Selain adanya beragam agama, ternyata Uluway menyimpan banyak tradisi yang masih eksis hingga hari ini. Tradisi tersebut antara lain Rambu Tuka’, Kerja Bakti, Mapakedek Banua, dan lain sebagainya. Selain tradisi juga terdapat beberapa ritual yang masih dilakukan masyarakat Uluway, misalnya Alok Todolo, Ritual Pertemuan, Rumah Adat Tongkonan, Ritual Pernikahan, dan lain sebagainya.
Dalam menajalankan tradisi ataupun ritual, masyarakat saling gotong royong, tidak peduli dari agama apa atau dari suku apa. Perbedaan agama bukan hambatan bagi masyarakat Uluway. Rasa kekeluargaan dan persaudaraan sangat dijunjung tinggi. Sikap seperti ini sudah seharusnya dicontoh di wilayah lain, terutama daerah-daerah yang sering terjadi konflik agama ataupun suku. Maka, tidak salah jika saya menyebut desa ini sebagai desa multikultural.

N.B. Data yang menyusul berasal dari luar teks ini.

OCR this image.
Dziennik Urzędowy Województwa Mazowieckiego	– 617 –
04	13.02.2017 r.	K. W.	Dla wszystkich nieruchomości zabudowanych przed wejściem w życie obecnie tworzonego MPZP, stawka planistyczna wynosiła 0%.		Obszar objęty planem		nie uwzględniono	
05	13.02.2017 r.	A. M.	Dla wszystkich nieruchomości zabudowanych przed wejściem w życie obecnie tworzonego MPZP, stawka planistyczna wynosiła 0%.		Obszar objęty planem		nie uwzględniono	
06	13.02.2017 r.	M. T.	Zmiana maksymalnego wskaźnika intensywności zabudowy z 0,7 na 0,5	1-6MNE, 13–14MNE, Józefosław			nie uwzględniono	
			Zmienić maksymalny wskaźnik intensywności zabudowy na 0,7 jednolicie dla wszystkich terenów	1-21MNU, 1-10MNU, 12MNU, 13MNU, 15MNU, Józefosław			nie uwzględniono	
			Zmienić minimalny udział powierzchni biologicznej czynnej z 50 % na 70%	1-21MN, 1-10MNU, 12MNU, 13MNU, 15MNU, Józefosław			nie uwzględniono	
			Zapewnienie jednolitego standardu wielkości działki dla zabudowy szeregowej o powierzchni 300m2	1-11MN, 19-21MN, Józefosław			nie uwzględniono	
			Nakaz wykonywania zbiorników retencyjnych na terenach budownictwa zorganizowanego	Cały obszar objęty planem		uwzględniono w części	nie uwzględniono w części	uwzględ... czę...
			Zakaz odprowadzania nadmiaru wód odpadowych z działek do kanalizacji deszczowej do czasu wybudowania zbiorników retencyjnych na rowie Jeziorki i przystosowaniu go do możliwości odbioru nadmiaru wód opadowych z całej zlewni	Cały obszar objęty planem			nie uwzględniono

Toleransi beragama sangat terjaga di wilayah ini, terlebih saat ada acara-acara sosial. Mereka akan saling membantu tanpa pamrih. Sikap yang demikian selaras dengan nilai sila ketiga Pancasila, yaitu persatuan Indonesia.Semangat gotong royong menjadi identitas masyarakat Indonesia yang sangat bernilai. Bayangkan bagaimana jadinya jika sikap gotong royong tidak dimiliki masyarakat, tentu yang terjadi adalah perpecahan dan pertumpahan darah.
Masyarakat Lembang Uluway menganggap semua adalah saudara, tanpa memandang ras, suku, agama, etnis, maupun budaya. Oleh sebab itu, perbedaan agama, bahasa, ras, suku, dan budaya tidak menjadi persoalan sehingga mereka senantiasa hidup damai.
Tidak lepas dari banyaknya agama dan kepercayaan masyarakat Uluway, ternyata di wilayah ini terdapat lima rumah ibadah, yaitu antara lain dua masjid, saru musala, dan dua gereja. Sikap hidup yang damai ini membawa masyarakat untuk gotong royong dalam pembangunan rumah ibadah. Mereka yang memiliki harta berlebih akan membantu secara finansial, sementara masyarakat yang tidak bisa membantu secara finansial akan mencurahkan semua tenaga.
Sikap yang patut diapresiasi dan sangat bijaksana, yang demikian harus terus dipertahankan sampai generasi selanjutnya agar tetap lestari. Namun, yang menjadi tantangan saat ini adalah hadirnya modernitas di tengah kehidupan masyarakat yang kemudian mengubah live style dan sikap mereka. Hal seperti ini sudah menjangkiti masyarakat perkotaan yang serba hedon. Kini saatnya peran orang tua dan guru kembali menanamkan dan memantapkan ajaran-ajaran Aluk Todolo.